Effect size is the same thing as the strength of the correlation. A strong correlation means that the data points of the scatterplot lie close to the line. A weak correlation means that the data points of the scatterplot are scattered far from the line. When you report a correlation, you should give the proper interpretation of its effect size (small, medium, or large).
11.4 Interpretation of \(r\) (Cohen, 1988; Note: This is not \(r^2\))
These are reference points, not firm cutoffs. For example, .28 is a medium effect size.
Effect Size | Interpretation |
---|---|
\(r\pm.10\) Small effe | ct |
\(r\pm.30\) Medium e | ffect |
\(r\pm.50\) Large effe | ct |
Did you know that p-values, effect size, and sample size are all related? Let’s use some examples to illustrate (r is effect size, N is sample size, and p is the p-value we use to determine statistical significance):
- \(r\) = .30, \(N\) = 20, \(p\) = .19 (retain, not significant)
- \(r\) = .80, \(N\) = 20, \(p\) < .001 (reject, significant)
- \(r\) = .30, \(N\) = 70, \(p\) = .01 (reject, not significant)
What patterns do you notice? Examples 1 and 2 have different p-values. Why is example 2’s p-value lower? It is because it has a larger effect size. That’s the first way these things are related. Everything else being equal, a larger effect size will give a lower p-value.

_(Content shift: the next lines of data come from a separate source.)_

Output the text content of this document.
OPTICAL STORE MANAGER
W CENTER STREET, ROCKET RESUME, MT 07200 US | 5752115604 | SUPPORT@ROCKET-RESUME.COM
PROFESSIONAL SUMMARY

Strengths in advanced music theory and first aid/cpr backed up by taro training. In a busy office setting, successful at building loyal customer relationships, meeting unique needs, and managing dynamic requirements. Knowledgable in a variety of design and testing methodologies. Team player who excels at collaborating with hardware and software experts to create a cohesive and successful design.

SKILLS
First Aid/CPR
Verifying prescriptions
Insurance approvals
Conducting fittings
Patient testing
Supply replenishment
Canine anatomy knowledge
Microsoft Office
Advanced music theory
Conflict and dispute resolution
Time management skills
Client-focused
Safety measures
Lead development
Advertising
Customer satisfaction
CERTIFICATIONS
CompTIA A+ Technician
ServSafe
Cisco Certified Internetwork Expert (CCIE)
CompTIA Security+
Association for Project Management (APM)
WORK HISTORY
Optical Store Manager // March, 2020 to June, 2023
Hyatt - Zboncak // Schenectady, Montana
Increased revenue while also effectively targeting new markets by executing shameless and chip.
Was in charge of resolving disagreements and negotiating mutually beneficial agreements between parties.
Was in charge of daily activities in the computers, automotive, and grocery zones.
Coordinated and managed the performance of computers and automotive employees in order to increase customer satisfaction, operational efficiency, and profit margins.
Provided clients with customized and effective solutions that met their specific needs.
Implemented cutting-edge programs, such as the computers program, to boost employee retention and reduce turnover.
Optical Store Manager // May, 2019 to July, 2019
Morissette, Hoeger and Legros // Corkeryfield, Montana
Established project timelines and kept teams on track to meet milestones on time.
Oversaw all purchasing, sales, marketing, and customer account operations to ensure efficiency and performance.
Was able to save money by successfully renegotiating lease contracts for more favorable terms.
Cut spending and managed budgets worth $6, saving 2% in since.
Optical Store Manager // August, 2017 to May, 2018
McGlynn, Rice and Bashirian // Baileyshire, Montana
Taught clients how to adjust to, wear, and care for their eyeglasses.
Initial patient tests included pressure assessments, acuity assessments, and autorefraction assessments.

Second, notice the difference between Examples 1 and 3. They have the same effect size but different p-values. In fact, the first one is not significant, but the third one is. Why? The difference is the sample size. Everything else being equal, a larger sample size will give a lower p-value.
In all, this means that p-values are affected by both sample size and effect size. The larger the sample size, the more reliable our observation. If you did a study to measure stress in college students, which is more believable: Evidence from a sample of 10 students showing high stress on average or evidence from a sample of 100 students showing high stress on average?
And, the larger the effect size, the more evidence there is of a relationship. If college students report extremely high levels of stress on average, that provides more evidence that they are experiencing stress than if the survey showed small levels of stress.
As you read Chapter 10 in the text, think about how sample size and effect size are used in probabilistic reasoning. When we reject the null hypothesis, we conclude an effect exists. But, we are never 100% confident that we are right. We are using the data to make a conclusion, but all conclusions are probabilistic. If we’re right with our statistical conclusions, then we can say we have statistical conclusion validity. But in the real world of doing research, we have no guarantees we are correct (otherwise, we wouldn’t need to do the research!). Our best tool is always to collect more evidence and integrate all past studies to form a better understanding of the phenomena that we study.